Future Assessments of Administration Cold Comfort
BY RUSS WELLEN
09.05.2005 12:49 | DISPATCHES
From the Dossier of an Ex-Patriot.
Regarding President Bush's response to Hurricane Katrina, William Kristol, editor of the Weekly Standard and chairman of the Project for a New American Century, said, "Almost every Republican I have spoken with is disappointed."
Because, as evidenced by the Project for a New American Century itself, the administration prides itself on its visionary sweep, this assessment probably left it nonplussed. Let history be the judge, it might argue.
In 2004, some of the respondents to a notorious survey the History News Network conducted agreed. "The worst president ever?" one said. "Let history judge him."

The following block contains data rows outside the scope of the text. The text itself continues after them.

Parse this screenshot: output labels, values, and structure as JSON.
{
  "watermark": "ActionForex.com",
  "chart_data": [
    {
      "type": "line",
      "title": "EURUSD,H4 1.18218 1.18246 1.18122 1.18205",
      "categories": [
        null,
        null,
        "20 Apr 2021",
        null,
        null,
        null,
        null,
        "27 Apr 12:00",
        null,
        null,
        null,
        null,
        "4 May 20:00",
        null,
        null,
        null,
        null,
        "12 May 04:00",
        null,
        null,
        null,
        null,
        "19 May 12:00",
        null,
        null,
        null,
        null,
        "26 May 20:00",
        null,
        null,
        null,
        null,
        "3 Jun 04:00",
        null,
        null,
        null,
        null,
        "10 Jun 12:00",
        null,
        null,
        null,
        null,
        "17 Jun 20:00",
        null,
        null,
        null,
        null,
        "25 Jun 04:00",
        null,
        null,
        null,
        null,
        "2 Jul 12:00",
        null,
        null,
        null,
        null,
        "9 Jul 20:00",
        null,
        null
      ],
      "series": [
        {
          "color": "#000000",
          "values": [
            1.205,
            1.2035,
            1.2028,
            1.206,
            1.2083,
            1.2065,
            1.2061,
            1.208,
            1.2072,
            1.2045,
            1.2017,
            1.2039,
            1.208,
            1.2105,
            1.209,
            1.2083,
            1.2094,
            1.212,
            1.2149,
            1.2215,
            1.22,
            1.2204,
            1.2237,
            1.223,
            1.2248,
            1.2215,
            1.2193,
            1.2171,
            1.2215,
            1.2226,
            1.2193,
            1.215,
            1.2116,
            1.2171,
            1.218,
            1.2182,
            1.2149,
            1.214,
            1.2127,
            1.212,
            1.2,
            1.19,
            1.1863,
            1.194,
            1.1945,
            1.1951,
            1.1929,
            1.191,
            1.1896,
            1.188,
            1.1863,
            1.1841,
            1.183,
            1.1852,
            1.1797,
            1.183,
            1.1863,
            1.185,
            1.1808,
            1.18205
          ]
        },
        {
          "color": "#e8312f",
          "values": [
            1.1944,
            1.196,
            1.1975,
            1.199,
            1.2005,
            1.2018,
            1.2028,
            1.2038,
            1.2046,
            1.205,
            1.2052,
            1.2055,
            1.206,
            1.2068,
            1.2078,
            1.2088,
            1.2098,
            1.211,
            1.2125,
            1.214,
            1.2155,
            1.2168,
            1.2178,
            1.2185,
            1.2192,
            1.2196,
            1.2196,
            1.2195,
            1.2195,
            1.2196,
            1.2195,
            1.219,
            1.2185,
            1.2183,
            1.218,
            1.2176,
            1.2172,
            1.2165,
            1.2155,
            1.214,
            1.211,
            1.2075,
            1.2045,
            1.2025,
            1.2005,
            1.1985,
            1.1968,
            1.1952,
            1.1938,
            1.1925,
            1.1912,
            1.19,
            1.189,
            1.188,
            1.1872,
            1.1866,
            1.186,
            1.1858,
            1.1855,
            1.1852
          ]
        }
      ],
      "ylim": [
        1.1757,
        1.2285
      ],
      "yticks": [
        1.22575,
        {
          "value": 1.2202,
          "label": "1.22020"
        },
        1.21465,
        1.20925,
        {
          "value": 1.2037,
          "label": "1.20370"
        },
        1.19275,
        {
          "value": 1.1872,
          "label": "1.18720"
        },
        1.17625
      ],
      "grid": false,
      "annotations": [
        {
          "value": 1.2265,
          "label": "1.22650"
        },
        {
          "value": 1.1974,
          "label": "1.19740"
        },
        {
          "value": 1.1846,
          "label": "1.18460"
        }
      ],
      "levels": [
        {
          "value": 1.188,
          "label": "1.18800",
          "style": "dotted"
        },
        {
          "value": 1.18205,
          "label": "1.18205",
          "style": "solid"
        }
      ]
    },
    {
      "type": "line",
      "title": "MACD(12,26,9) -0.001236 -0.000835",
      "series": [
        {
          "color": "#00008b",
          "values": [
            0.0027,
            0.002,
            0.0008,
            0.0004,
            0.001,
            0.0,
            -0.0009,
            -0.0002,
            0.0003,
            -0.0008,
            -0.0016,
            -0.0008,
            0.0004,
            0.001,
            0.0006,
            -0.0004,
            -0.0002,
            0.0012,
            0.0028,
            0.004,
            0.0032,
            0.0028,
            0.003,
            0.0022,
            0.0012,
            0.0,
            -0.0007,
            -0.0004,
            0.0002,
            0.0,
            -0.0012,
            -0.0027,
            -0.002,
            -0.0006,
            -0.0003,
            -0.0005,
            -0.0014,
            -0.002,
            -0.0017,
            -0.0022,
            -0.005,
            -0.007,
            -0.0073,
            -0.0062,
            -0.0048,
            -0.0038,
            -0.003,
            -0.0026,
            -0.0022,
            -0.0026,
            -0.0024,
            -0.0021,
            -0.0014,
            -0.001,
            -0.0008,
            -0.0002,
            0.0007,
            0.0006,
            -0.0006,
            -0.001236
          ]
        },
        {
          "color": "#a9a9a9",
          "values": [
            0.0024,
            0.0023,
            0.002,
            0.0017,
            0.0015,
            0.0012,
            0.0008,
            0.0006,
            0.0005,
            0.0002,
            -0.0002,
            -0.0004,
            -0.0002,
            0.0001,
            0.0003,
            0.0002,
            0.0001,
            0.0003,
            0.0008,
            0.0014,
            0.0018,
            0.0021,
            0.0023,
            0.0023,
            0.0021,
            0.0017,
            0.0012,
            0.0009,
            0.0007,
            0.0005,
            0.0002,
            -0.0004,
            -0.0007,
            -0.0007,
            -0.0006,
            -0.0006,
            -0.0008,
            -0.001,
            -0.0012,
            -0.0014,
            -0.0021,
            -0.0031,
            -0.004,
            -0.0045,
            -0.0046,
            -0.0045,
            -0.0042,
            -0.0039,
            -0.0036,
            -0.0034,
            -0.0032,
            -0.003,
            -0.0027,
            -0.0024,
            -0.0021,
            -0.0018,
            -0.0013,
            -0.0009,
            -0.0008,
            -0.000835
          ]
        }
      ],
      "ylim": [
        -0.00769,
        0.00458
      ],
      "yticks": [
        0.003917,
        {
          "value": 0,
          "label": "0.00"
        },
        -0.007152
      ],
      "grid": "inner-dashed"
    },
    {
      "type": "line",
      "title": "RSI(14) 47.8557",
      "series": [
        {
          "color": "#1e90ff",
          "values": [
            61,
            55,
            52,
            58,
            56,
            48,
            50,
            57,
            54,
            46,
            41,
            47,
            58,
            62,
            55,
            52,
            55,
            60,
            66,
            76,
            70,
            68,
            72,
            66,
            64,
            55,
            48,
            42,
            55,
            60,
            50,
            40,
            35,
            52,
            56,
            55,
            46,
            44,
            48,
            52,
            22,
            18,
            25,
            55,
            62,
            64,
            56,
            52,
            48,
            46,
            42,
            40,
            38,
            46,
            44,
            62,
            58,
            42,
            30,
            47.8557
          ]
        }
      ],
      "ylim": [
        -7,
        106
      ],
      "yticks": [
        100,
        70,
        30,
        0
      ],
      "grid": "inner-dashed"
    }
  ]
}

Others weren't as hesitant. Robert McElvane, who suggested the survey, recorded the results in his article "Historians vs. George W. Bush." Of 415 historians polled, 338 classified the Bush presidency as a failure and 77 as a success. Twelve percent, exhibiting no patience with posterity whatsoever, rated it the worst in American history. "This president is unique in his failures," another said.
Meanwhile, contrary to what the administration is banking on, future judgments, freed by time from restraint, figure to be even harsher. However, it's hard to derive consolation from that prospect.
If the administration continues to take as hands-off an approach to government functions as, say, bodily functions, we'll be as vulnerable to nuclear terrorism as to natural disasters. Then there won’t be any history left in which to judge it.